As far as the petitioner is concerned, he had not waived his pre-emptive right to subscribe as he could not have done so
for the reason that he was not present at the meeting and had not executed a waiver, thereof. Not having waived such right
and for reasons of equity, he may still be allowed to subscribe to the increased capital stock proportionate to his present
shareholdings." (pp. 36-37, Rollo)
Well-settled is the rule that the findings of facts of administrative bodies will not be interfered with by the courts in the
absence of grave abuse of discretion on the part of said agencies, or unless the aforementioned findings are not supported
by substantial evidence. (Gokongwei, Jr. vs.

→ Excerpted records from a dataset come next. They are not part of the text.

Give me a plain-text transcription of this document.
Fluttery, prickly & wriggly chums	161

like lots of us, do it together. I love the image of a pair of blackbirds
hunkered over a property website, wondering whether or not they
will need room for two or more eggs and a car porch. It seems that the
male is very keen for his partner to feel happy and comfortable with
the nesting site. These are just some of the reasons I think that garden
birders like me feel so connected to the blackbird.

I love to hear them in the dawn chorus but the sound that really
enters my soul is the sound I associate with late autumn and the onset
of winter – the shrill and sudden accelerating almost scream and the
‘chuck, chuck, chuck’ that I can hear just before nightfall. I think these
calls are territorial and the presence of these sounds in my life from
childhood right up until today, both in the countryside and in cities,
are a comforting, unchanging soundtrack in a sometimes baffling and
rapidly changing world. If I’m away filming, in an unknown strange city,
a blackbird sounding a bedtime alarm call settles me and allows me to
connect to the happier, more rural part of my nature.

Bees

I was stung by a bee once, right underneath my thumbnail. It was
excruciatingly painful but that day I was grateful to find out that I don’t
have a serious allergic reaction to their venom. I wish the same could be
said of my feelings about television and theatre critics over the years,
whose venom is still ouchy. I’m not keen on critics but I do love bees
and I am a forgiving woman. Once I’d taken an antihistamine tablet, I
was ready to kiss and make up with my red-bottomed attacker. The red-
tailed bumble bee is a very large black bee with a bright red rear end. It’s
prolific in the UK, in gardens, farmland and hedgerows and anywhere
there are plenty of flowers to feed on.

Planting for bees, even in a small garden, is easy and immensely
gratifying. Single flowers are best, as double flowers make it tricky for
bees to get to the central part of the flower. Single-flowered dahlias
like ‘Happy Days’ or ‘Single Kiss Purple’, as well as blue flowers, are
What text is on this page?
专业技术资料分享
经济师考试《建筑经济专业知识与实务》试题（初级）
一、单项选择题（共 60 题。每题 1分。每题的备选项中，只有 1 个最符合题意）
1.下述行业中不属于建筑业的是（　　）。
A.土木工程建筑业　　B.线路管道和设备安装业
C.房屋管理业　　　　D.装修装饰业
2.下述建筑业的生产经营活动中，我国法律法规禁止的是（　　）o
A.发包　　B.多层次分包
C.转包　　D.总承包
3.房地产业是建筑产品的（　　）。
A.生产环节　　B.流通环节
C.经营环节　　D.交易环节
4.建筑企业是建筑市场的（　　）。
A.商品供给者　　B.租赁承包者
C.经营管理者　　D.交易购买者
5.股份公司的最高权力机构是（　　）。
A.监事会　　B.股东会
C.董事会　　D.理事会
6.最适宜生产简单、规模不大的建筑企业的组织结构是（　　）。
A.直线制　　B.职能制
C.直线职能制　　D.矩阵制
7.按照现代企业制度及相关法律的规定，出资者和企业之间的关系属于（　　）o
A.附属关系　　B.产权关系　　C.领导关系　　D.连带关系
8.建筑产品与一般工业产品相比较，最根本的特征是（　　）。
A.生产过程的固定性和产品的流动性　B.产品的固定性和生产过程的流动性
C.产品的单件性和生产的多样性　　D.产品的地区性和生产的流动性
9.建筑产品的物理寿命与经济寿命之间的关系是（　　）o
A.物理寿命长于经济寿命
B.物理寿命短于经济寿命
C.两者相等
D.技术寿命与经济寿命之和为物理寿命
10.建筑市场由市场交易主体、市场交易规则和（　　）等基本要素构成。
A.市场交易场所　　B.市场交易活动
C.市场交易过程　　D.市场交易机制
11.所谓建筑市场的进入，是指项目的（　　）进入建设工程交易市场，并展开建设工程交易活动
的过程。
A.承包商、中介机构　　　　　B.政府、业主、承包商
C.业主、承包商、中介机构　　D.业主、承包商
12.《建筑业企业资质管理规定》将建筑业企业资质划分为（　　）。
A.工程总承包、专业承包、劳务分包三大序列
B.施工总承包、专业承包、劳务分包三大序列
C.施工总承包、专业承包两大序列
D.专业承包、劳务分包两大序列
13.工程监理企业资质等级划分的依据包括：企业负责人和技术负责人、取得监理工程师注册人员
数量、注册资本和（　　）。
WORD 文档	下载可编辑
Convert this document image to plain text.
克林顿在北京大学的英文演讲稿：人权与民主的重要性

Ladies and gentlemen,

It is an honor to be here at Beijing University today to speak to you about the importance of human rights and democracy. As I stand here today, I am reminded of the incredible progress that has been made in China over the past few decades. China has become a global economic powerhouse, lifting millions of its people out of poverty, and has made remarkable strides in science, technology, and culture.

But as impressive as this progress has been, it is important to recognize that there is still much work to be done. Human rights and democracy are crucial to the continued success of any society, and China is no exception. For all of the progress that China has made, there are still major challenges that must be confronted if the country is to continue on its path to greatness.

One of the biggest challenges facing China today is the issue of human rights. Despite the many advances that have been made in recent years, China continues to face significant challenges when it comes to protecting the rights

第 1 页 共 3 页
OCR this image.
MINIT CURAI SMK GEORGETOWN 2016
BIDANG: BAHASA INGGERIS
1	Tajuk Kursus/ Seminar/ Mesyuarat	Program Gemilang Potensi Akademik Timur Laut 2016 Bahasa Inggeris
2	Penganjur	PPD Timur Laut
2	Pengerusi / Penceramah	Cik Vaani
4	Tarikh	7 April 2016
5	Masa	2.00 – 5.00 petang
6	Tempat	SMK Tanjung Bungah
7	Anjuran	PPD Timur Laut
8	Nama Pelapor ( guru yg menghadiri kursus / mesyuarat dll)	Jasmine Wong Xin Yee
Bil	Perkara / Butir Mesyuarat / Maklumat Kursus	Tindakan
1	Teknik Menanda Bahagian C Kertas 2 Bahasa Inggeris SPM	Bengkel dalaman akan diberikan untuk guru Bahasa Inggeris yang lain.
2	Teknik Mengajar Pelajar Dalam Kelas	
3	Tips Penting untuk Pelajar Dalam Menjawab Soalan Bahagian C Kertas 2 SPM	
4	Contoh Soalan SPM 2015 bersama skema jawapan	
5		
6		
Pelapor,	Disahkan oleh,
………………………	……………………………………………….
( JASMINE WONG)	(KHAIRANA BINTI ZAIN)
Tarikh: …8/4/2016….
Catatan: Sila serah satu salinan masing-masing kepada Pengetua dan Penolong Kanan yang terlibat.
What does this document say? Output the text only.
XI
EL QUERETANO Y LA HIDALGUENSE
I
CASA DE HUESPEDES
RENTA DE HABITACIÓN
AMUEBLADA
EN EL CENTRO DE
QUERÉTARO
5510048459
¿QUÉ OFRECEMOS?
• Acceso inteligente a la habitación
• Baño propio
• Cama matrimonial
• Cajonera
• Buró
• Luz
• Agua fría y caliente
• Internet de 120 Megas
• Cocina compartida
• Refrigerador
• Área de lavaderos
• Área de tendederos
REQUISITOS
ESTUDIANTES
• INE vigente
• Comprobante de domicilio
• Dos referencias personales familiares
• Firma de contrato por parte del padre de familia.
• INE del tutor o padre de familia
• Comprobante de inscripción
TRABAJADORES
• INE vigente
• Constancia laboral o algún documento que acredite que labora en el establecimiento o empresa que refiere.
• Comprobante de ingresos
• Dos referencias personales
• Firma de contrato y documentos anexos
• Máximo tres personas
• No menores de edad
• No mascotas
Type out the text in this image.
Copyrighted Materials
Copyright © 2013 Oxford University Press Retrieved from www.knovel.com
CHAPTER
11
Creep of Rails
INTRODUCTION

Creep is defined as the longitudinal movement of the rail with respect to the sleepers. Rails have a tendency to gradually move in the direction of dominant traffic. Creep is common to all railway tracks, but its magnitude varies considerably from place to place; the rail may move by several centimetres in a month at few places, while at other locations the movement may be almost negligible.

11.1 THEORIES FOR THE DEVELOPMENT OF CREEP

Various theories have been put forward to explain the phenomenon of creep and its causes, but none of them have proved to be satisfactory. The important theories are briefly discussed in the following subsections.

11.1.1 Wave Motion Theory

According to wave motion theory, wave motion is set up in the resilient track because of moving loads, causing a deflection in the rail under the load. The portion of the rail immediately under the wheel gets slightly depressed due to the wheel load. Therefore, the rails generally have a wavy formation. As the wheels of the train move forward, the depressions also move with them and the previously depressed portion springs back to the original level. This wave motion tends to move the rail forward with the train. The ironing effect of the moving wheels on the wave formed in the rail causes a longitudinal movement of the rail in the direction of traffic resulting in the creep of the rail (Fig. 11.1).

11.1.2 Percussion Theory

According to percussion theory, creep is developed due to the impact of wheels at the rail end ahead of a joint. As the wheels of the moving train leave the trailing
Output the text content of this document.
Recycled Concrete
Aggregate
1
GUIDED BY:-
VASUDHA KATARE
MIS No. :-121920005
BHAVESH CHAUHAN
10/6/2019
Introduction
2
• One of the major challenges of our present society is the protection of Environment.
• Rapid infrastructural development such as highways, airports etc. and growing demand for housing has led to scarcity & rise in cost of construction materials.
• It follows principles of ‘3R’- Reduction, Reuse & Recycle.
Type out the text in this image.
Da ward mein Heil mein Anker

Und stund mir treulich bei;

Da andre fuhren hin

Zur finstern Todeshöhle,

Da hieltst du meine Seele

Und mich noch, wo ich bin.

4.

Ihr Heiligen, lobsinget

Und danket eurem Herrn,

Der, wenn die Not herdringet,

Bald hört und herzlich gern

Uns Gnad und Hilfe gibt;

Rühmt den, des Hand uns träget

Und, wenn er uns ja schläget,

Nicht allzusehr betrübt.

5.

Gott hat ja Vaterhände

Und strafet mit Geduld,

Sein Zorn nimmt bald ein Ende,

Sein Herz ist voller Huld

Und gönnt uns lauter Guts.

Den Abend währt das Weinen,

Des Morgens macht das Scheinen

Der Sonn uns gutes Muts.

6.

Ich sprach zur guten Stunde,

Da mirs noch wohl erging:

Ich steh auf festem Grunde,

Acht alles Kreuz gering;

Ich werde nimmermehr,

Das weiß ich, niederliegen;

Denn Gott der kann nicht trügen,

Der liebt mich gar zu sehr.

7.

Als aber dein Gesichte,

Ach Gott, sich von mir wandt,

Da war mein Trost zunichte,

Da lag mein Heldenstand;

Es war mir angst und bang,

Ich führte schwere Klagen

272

SEC, 97 SCRA 78). In a long string of cases, the Supreme Court has
consistently adhered to the rule that decisions of administrative officers are not to be disturbed by the courts except when
the former have acted without or in excess of their jurisdiction or with grave abuse of discretion (Sichangco vs. Board of
Commissioners of Immigration, 94 SCRA 61). Thus, in the case of Deluao vs. Casteel ( L-21906, Dec. 24, 1968, 26
SCRA 475, 496, citing Pajo vs. Ago, et al., L-15414, June 30, 1960) and Genitano vs. Secretary of Agriculture and
Natural Resources, et al. (L-2ll67, March 31, 1966), the Supreme Court held that:

... Findings of fact by an administrative board or official, following a hearing, are binding upon the courts and win not be
disturbed except where the board or official has gone beyond his statutory authority, exercised unconstitutional powers or
clearly acted arbitrarily and without regard to his duty or with grave abuse of discretion. ...

ACCORDINGLY, this petition is hereby dismissed for lack of merit.

SO ORDERED.

Plana, Escolin and Gutierrez, Jr., JJ., concur.